Die Diagnose einer Wundinfektion erfolgt zunächst klinisch durch die Beurteilung des Wundbildes. Folgende Untersuchungen können ergänzend eingesetzt werden:

  • Wundabstrich mit mikrobiologischer Kultur zur Erregeridentifikation und Resistenzprüfung
  • Blutuntersuchungen (z. B. CRP, Leukozyten, Procalcitonin) zur Einschätzung der systemischen Entzündungsreaktion
  • Bildgebende Verfahren (Ultraschall, MRT) bei Verdacht auf tiefe Gewebsinfektionen oder Abszessbildung

Behandlung

Lokale Wundbehandlung

Die Basis jeder Behandlung ist die gründliche Wundreinigung und Entfernung von abgestorbenem Gewebe (Debridement). Nekrotisches Gewebe und Fremdkörper werden entfernt, da sie die Heilung hemmen und als Nährboden für Erreger dienen.

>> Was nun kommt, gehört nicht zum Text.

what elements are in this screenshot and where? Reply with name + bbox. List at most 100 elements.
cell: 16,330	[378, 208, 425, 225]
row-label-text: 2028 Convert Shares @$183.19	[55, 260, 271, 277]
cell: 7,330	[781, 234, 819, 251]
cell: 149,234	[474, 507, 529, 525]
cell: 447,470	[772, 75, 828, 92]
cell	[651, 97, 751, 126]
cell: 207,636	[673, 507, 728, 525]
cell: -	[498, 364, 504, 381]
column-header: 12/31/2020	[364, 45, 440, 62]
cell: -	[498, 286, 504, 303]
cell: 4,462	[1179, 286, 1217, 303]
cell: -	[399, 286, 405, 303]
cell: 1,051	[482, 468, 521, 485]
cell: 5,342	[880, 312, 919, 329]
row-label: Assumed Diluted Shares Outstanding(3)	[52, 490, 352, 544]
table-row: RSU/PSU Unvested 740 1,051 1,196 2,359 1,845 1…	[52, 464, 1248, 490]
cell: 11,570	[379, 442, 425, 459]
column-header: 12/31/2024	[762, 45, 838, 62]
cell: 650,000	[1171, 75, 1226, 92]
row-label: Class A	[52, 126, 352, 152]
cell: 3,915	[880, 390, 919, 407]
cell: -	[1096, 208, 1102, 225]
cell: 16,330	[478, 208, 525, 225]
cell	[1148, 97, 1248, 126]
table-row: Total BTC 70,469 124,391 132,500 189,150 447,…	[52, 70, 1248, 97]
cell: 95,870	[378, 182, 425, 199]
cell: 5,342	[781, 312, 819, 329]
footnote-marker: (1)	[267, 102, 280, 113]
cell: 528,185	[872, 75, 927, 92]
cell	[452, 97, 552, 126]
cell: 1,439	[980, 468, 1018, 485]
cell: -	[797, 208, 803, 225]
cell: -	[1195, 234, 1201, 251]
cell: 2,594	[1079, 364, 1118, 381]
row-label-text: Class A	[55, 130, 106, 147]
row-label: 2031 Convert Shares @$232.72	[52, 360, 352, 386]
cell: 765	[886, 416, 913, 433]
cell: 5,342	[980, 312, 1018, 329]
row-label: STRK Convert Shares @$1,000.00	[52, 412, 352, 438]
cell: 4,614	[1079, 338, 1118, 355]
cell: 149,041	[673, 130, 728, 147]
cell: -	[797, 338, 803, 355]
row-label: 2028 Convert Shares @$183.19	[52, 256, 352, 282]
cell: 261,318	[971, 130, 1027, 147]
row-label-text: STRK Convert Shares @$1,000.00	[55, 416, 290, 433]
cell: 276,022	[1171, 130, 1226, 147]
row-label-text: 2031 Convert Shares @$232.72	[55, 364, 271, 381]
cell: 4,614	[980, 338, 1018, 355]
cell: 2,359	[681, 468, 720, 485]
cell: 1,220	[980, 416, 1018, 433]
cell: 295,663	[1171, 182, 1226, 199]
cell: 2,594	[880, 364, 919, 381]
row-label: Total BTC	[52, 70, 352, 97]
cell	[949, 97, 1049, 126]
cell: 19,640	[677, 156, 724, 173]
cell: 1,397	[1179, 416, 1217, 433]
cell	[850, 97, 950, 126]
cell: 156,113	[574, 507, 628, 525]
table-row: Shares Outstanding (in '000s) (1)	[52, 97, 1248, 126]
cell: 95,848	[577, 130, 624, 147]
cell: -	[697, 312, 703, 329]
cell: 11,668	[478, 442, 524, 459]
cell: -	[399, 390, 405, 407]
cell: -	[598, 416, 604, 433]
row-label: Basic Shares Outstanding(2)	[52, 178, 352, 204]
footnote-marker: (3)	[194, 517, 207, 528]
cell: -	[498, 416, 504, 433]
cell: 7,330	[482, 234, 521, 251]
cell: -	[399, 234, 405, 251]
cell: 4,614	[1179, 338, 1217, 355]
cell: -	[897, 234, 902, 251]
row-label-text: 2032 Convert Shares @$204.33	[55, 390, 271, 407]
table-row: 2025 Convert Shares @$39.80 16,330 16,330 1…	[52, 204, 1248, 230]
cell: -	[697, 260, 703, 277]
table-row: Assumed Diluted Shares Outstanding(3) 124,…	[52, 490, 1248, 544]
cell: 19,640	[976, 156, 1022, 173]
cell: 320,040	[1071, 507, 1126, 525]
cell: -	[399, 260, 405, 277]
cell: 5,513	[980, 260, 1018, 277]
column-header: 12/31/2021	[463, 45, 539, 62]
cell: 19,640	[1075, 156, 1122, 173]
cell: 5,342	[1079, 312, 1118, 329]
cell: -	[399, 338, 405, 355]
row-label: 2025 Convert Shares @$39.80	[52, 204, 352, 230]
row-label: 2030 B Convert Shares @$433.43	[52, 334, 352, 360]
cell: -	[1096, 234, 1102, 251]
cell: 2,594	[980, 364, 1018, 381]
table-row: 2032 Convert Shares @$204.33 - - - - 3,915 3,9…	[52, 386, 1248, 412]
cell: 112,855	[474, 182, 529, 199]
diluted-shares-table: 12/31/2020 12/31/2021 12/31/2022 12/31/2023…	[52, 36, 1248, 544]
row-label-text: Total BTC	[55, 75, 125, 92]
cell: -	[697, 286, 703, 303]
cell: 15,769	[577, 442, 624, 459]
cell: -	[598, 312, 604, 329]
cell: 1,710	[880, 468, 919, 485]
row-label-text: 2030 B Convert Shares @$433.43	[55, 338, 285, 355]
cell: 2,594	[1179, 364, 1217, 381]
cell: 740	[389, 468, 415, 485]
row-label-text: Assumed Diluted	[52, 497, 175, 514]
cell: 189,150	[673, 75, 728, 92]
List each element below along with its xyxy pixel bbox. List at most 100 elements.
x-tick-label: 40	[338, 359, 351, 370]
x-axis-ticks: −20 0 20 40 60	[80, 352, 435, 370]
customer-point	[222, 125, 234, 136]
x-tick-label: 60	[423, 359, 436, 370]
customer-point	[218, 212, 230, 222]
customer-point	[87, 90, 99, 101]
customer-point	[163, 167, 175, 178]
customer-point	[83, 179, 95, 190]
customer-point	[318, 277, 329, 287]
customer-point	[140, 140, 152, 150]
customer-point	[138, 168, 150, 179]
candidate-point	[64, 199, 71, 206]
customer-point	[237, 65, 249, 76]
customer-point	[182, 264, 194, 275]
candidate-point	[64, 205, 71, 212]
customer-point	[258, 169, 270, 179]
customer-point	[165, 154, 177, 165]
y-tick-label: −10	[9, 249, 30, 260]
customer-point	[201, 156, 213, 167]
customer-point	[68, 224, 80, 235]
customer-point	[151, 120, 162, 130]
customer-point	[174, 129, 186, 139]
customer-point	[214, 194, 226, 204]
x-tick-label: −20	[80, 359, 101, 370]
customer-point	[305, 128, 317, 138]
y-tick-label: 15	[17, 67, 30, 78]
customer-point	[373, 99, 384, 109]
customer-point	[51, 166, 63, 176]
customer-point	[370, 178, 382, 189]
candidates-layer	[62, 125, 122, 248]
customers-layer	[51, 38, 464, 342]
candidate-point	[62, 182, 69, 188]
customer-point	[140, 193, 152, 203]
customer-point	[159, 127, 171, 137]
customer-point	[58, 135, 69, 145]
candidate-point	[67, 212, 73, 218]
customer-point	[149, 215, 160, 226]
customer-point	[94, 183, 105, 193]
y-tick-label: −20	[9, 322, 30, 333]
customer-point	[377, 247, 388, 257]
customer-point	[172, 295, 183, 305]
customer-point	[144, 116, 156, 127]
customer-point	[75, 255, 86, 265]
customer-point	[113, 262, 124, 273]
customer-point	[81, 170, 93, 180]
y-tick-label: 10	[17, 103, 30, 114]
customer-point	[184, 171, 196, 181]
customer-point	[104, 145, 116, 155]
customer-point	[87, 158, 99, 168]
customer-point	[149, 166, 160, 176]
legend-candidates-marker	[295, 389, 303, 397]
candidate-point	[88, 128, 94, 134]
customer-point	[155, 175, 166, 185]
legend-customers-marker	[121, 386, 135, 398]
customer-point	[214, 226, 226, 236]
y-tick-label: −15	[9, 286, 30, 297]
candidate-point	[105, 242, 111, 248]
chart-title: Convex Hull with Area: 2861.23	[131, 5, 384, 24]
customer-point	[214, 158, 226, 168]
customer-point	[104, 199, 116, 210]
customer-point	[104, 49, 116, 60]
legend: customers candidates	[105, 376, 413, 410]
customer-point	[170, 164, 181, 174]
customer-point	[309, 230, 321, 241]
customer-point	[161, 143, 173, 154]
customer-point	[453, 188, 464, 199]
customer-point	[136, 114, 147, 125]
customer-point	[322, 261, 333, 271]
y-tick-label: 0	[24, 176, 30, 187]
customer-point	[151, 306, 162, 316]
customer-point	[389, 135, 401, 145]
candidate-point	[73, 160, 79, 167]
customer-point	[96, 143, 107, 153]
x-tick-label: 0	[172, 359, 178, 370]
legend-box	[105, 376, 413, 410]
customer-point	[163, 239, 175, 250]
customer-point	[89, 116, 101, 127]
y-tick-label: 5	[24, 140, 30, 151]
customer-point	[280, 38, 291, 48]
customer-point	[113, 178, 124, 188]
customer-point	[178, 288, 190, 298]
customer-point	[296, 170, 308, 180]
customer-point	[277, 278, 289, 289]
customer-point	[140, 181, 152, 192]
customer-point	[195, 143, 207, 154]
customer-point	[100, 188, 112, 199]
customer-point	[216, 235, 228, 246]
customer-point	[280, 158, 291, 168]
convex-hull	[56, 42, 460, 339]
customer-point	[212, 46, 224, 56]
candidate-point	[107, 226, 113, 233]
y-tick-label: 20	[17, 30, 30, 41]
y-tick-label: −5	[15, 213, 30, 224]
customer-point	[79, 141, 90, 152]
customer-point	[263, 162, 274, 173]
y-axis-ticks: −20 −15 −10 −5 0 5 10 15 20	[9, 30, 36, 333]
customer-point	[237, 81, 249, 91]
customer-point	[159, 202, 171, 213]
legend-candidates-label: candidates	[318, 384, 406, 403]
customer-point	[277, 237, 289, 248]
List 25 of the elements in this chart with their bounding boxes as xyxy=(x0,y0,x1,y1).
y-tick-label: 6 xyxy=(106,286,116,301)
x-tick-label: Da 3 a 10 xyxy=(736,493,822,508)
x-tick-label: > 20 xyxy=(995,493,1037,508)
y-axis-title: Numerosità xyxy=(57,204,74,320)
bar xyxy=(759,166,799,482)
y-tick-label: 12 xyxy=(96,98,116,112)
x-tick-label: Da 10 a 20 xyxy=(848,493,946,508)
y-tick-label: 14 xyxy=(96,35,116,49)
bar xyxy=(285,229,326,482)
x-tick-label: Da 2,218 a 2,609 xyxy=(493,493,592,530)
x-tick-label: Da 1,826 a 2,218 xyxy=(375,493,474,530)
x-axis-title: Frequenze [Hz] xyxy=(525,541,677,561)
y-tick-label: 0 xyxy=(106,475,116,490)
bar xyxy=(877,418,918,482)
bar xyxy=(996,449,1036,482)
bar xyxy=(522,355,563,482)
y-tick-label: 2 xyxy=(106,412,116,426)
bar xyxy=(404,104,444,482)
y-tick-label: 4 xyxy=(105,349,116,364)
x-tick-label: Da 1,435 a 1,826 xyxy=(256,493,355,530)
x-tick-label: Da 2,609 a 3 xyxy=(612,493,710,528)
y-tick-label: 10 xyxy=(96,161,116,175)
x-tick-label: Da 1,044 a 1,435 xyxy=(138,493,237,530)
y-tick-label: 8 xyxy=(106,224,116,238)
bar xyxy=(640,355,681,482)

Antiseptische Wundauflagen

Je nach Erreger und Schweregrad der Infektion werden antiseptische Wundspüllösungen (z. B. Polihexanid, Octenidin) oder spezielle Wundauflagen eingesetzt, die antimikrobiell wirken.

Antibiotika

Bei bakteriellen Infektionen mit systemischer Beteiligung oder tiefer Gewebsinfiltration ist eine antibiotische Therapie notwendig. Die Auswahl des Antibiotikums richtet sich nach dem nachgewiesenen Erreger und dessen Resistenzprofil. Häufig eingesetzte Wirkstoffe sind Penicilline, Cephalosporine oder Clindamycin.

Chirurgische Maßnahmen

Abszesse müssen chirurgisch eröffnet und drainiert werden. Bei schweren Infektionen wie Nekrotisierender Fasziitis oder Gasbrand ist eine sofortige operative Sanierung lebensrettend.

Prävention

Wundinfektionen lassen sich durch geeignete Maßnahmen weitgehend verhindern:

  • Sofortige und fachgerechte Wundversorgung bei Verletzungen
  • Steriles Arbeiten bei operativen Eingriffen
  • Regelmäßige Wundkontrollen und Verbandswechsel
  • Optimale Einstellung von Grunderkrankungen (z. B. Blutzucker bei Diabetes)
  • Tetanus-Schutzimpfung bei tiefen oder kontaminierten Wunden

Quellen

  1. Robert Koch-Institut (RKI): Prävention postoperativer Wundinfektionen. Bundesgesundheitsblatt, 2018.
  2. World Health Organization (WHO): Global Guidelines for the Prevention of Surgical Site Infection. WHO Press, 2016.
  3. Dissemond J. et al.: Moderne Wundversorgung - Praxiswissen Wundbehandlung. Springer Medizin Verlag, 2021.